Work itself, shaped by changing productive relations, influences workers' consciousness significantly. Medieval craftsmen, skilled across multiple tasks within a unified production process, experienced profound attachment to their craft and the tangible outcomes of their labour. In contrast, the rise of industrial capitalism broke the labour process into minute, repetitive, and specialised components within mechanised factory systems. This change stripped workers of their connection to the broader labour process and final product, reducing their work to monotonous repetition and severing the emotional and intellectual investment once tied to craftsmanship. The alienation resulting from this fragmentation is not merely psychological but material: it reflects the worker’s separation from the conditions and outcomes of their own productive activity. Importantly, academics are not outside of this dynamic. Their tendency to locate class first in the realm of ideology reflects their own position in the division of labour as brain workers. Just as manual labourers become estranged from the material object of their labour, intellectual workers risk becoming estranged from the material conditions of the society they analyse. Contemporary academic discourses can thus replicate the very alienation they attempt to study, abstracting class analysis from the concrete realities of exploitation and struggle.

These historical insights critically inform the understanding of class dynamics in colonial New Zealand. Settler capitalism in New Zealand did not emerge in isolation but inherited layers of older property and class forms, including patriarchal marriage and coerced labour. For example, colonial land acquisition frequently relied on pre-existing patriarchal understandings of property ownership and inheritance, facilitating the dispossession of Māori communities and the establishment of settler dominance. Recognising these historical continuities enriches analyses of colonial wage labour, land alienation, and petty commodity production, offering a comprehensive account from household origins to global capitalist structures.

A rigorous historiographical approach, therefore, necessitates starting from material conditions and productive relations rather than abstract debates around "class autonomy" or overt class consciousness. As Marx argues in The German Ideology, history must focus on real production processes and concrete human relations, revealing how class formation occurs through evolving economic activities rather than merely through ideological shifts or moments of visible conflict. Previous labour historians such as Thompson used a vulgar definition of class as a heuristic device which was good enough for the object of his study; the boisterous early-life of the English working class, in a context of economic and political turmoil, which included many opportunities to make its class existence known. For the parochial economy of 19th century New Zealand, built on Wakefield’s petit-bourgeois dream of egalitarian farm ownership, class relations must be analysed at the root. Not in culture, or rebellion, or in conscious agency. but in production, distribution, ownership and exchange: Stoffwechsel.

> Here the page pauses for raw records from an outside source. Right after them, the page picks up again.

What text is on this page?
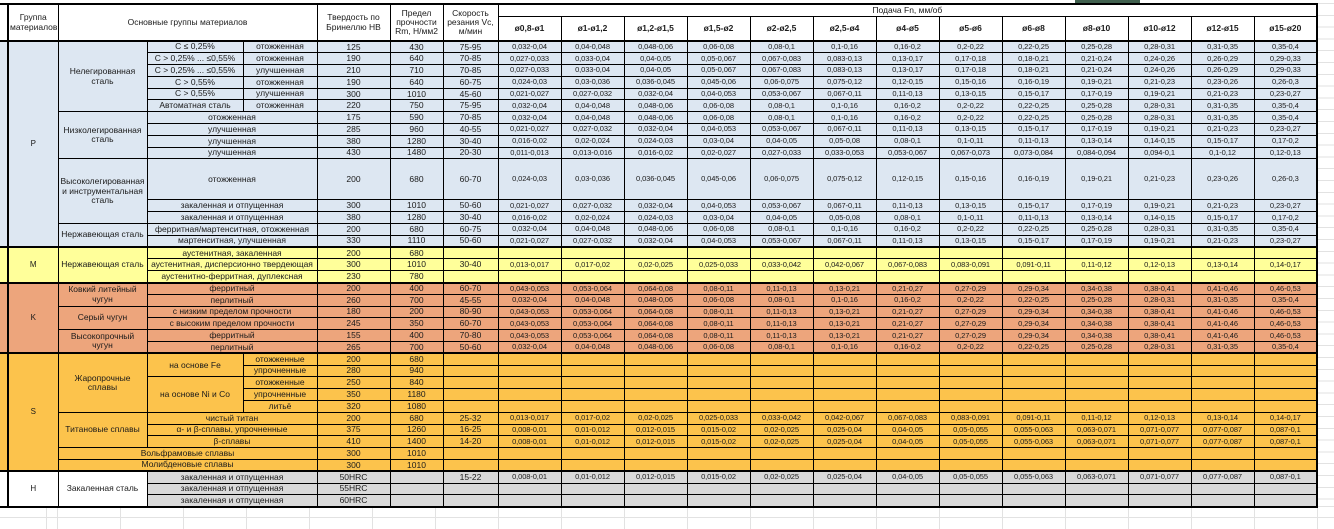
	Группа материалов	Основные группы материалов			Твердость по Бринеллю HB	Предел прочности Rm, Н/мм2	Скорость резания Vc, м/мин	Подача Fn, мм/об												
								ø0,8-ø1	ø1-ø1,2	ø1,2-ø1,5	ø1,5-ø2	ø2-ø2,5	ø2,5-ø4	ø4-ø5	ø5-ø6	ø6-ø8	ø8-ø10	ø10-ø12	ø12-ø15	ø15-ø20
	P	Нелегированная сталь	C ≤ 0,25%	отожженная	125	430	75-95	0,032-0,04	0,04-0,048	0,048-0,06	0,06-0,08	0,08-0,1	0,1-0,16	0,16-0,2	0,2-0,22	0,22-0,25	0,25-0,28	0,28-0,31	0,31-0,35	0,35-0,4
			C > 0,25% ... ≤0,55%	отожженная	190	640	70-85	0,027-0,033	0,033-0,04	0,04-0,05	0,05-0,067	0,067-0,083	0,083-0,13	0,13-0,17	0,17-0,18	0,18-0,21	0,21-0,24	0,24-0,26	0,26-0,29	0,29-0,33
			C > 0,25% ... ≤0,55%	улучшенная	210	710	70-85	0,027-0,033	0,033-0,04	0,04-0,05	0,05-0,067	0,067-0,083	0,083-0,13	0,13-0,17	0,17-0,18	0,18-0,21	0,21-0,24	0,24-0,26	0,26-0,29	0,29-0,33
			C > 0,55%	отожженная	190	640	60-75	0,024-0,03	0,03-0,036	0,036-0,045	0,045-0,06	0,06-0,075	0,075-0,12	0,12-0,15	0,15-0,16	0,16-0,19	0,19-0,21	0,21-0,23	0,23-0,26	0,26-0,3
			C > 0,55%	улучшенная	300	1010	45-60	0,021-0,027	0,027-0,032	0,032-0,04	0,04-0,053	0,053-0,067	0,067-0,11	0,11-0,13	0,13-0,15	0,15-0,17	0,17-0,19	0,19-0,21	0,21-0,23	0,23-0,27
			Автоматная сталь	отожженная	220	750	75-95	0,032-0,04	0,04-0,048	0,048-0,06	0,06-0,08	0,08-0,1	0,1-0,16	0,16-0,2	0,2-0,22	0,22-0,25	0,25-0,28	0,28-0,31	0,31-0,35	0,35-0,4
		Низколегированная сталь	отожженная		175	590	70-85	0,032-0,04	0,04-0,048	0,048-0,06	0,06-0,08	0,08-0,1	0,1-0,16	0,16-0,2	0,2-0,22	0,22-0,25	0,25-0,28	0,28-0,31	0,31-0,35	0,35-0,4
			улучшенная		285	960	40-55	0,021-0,027	0,027-0,032	0,032-0,04	0,04-0,053	0,053-0,067	0,067-0,11	0,11-0,13	0,13-0,15	0,15-0,17	0,17-0,19	0,19-0,21	0,21-0,23	0,23-0,27
			улучшенная		380	1280	30-40	0,016-0,02	0,02-0,024	0,024-0,03	0,03-0,04	0,04-0,05	0,05-0,08	0,08-0,1	0,1-0,11	0,11-0,13	0,13-0,14	0,14-0,15	0,15-0,17	0,17-0,2
			улучшенная		430	1480	20-30	0,011-0,013	0,013-0,016	0,016-0,02	0,02-0,027	0,027-0,033	0,033-0,053	0,053-0,067	0,067-0,073	0,073-0,084	0,084-0,094	0,094-0,1	0,1-0,12	0,12-0,13
		Высоколегированная и инструментальная сталь	отожженная		200	680	60-70	0,024-0,03	0,03-0,036	0,036-0,045	0,045-0,06	0,06-0,075	0,075-0,12	0,12-0,15	0,15-0,16	0,16-0,19	0,19-0,21	0,21-0,23	0,23-0,26	0,26-0,3
			закаленная и отпущенная		300	1010	50-60	0,021-0,027	0,027-0,032	0,032-0,04	0,04-0,053	0,053-0,067	0,067-0,11	0,11-0,13	0,13-0,15	0,15-0,17	0,17-0,19	0,19-0,21	0,21-0,23	0,23-0,27
			закаленная и отпущенная		380	1280	30-40	0,016-0,02	0,02-0,024	0,024-0,03	0,03-0,04	0,04-0,05	0,05-0,08	0,08-0,1	0,1-0,11	0,11-0,13	0,13-0,14	0,14-0,15	0,15-0,17	0,17-0,2
		Нержавеющая сталь	ферритная/мартенситная, отожженная		200	680	60-75	0,032-0,04	0,04-0,048	0,048-0,06	0,06-0,08	0,08-0,1	0,1-0,16	0,16-0,2	0,2-0,22	0,22-0,25	0,25-0,28	0,28-0,31	0,31-0,35	0,35-0,4
			мартенситная, улучшенная		330	1110	50-60	0,021-0,027	0,027-0,032	0,032-0,04	0,04-0,053	0,053-0,067	0,067-0,11	0,11-0,13	0,13-0,15	0,15-0,17	0,17-0,19	0,19-0,21	0,21-0,23	0,23-0,27
	M	Нержавеющая сталь	аустенитная, закаленная		200	680														
			аустенитная, дисперсионно твердеющая		300	1010	30-40	0,013-0,017	0,017-0,02	0,02-0,025	0,025-0,033	0,033-0,042	0,042-0,067	0,067-0,083	0,083-0,091	0,091-0,11	0,11-0,12	0,12-0,13	0,13-0,14	0,14-0,17
			аустенитно-ферритная, дуплексная		230	780														
	K	Ковкий литейный чугун	ферритный		200	400	60-70	0,043-0,053	0,053-0,064	0,064-0,08	0,08-0,11	0,11-0,13	0,13-0,21	0,21-0,27	0,27-0,29	0,29-0,34	0,34-0,38	0,38-0,41	0,41-0,46	0,46-0,53
			перлитный		260	700	45-55	0,032-0,04	0,04-0,048	0,048-0,06	0,06-0,08	0,08-0,1	0,1-0,16	0,16-0,2	0,2-0,22	0,22-0,25	0,25-0,28	0,28-0,31	0,31-0,35	0,35-0,4
		Серый чугун	с низким пределом прочности		180	200	80-90	0,043-0,053	0,053-0,064	0,064-0,08	0,08-0,11	0,11-0,13	0,13-0,21	0,21-0,27	0,27-0,29	0,29-0,34	0,34-0,38	0,38-0,41	0,41-0,46	0,46-0,53
			с высоким пределом прочности		245	350	60-70	0,043-0,053	0,053-0,064	0,064-0,08	0,08-0,11	0,11-0,13	0,13-0,21	0,21-0,27	0,27-0,29	0,29-0,34	0,34-0,38	0,38-0,41	0,41-0,46	0,46-0,53
		Высокопрочный чугун	ферритный		155	400	70-80	0,043-0,053	0,053-0,064	0,064-0,08	0,08-0,11	0,11-0,13	0,13-0,21	0,21-0,27	0,27-0,29	0,29-0,34	0,34-0,38	0,38-0,41	0,41-0,46	0,46-0,53
			перлитный		265	700	50-60	0,032-0,04	0,04-0,048	0,048-0,06	0,06-0,08	0,08-0,1	0,1-0,16	0,16-0,2	0,2-0,22	0,22-0,25	0,25-0,28	0,28-0,31	0,31-0,35	0,35-0,4
	S	Жаропрочные сплавы	на основе Fe	отожженные	200	680														
				упрочненные	280	940														
			на основе Ni и Со	отожженные	250	840														
				упрочненные	350	1180														
				литьё	320	1080														
		Титановые сплавы	чистый титан		200	680	25-32	0,013-0,017	0,017-0,02	0,02-0,025	0,025-0,033	0,033-0,042	0,042-0,067	0,067-0,083	0,083-0,091	0,091-0,11	0,11-0,12	0,12-0,13	0,13-0,14	0,14-0,17
			α- и β-сплавы, упрочненные		375	1260	16-25	0,008-0,01	0,01-0,012	0,012-0,015	0,015-0,02	0,02-0,025	0,025-0,04	0,04-0,05	0,05-0,055	0,055-0,063	0,063-0,071	0,071-0,077	0,077-0,087	0,087-0,1
			β-сплавы		410	1400	14-20	0,008-0,01	0,01-0,012	0,012-0,015	0,015-0,02	0,02-0,025	0,025-0,04	0,04-0,05	0,05-0,055	0,055-0,063	0,063-0,071	0,071-0,077	0,077-0,087	0,087-0,1
		Вольфрамовые сплавы			300	1010														
		Молибденовые сплавы			300	1010														
	H	Закаленная сталь	закаленная и отпущенная		50HRC		15-22	0,008-0,01	0,01-0,012	0,012-0,015	0,015-0,02	0,02-0,025	0,025-0,04	0,04-0,05	0,05-0,055	0,055-0,063	0,063-0,071	0,071-0,077	0,077-0,087	0,087-0,1
			закаленная и отпущенная		55HRC															
			закаленная и отпущенная		60HRC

### Suggestions for future improvement

  1. Commodity fetishism - Analyse how wool, gold and frozen meat concealed Māori land theft and women’s unpaid labour behind price signals.
  2. Patriarchal household - Track colonial marriage, custody and inheritance law as moments of primitive accumulation.
  3. Metabolic vision - Recast land clearance, sheep-raising and refrigeration as ruptures in the species-nature exchange that feed back into class struggle.
  4. Intellectual labour reflexivity - Acknowledge how academic distance encourages definitions of class that begin in the head and underrate manual and reproductive work.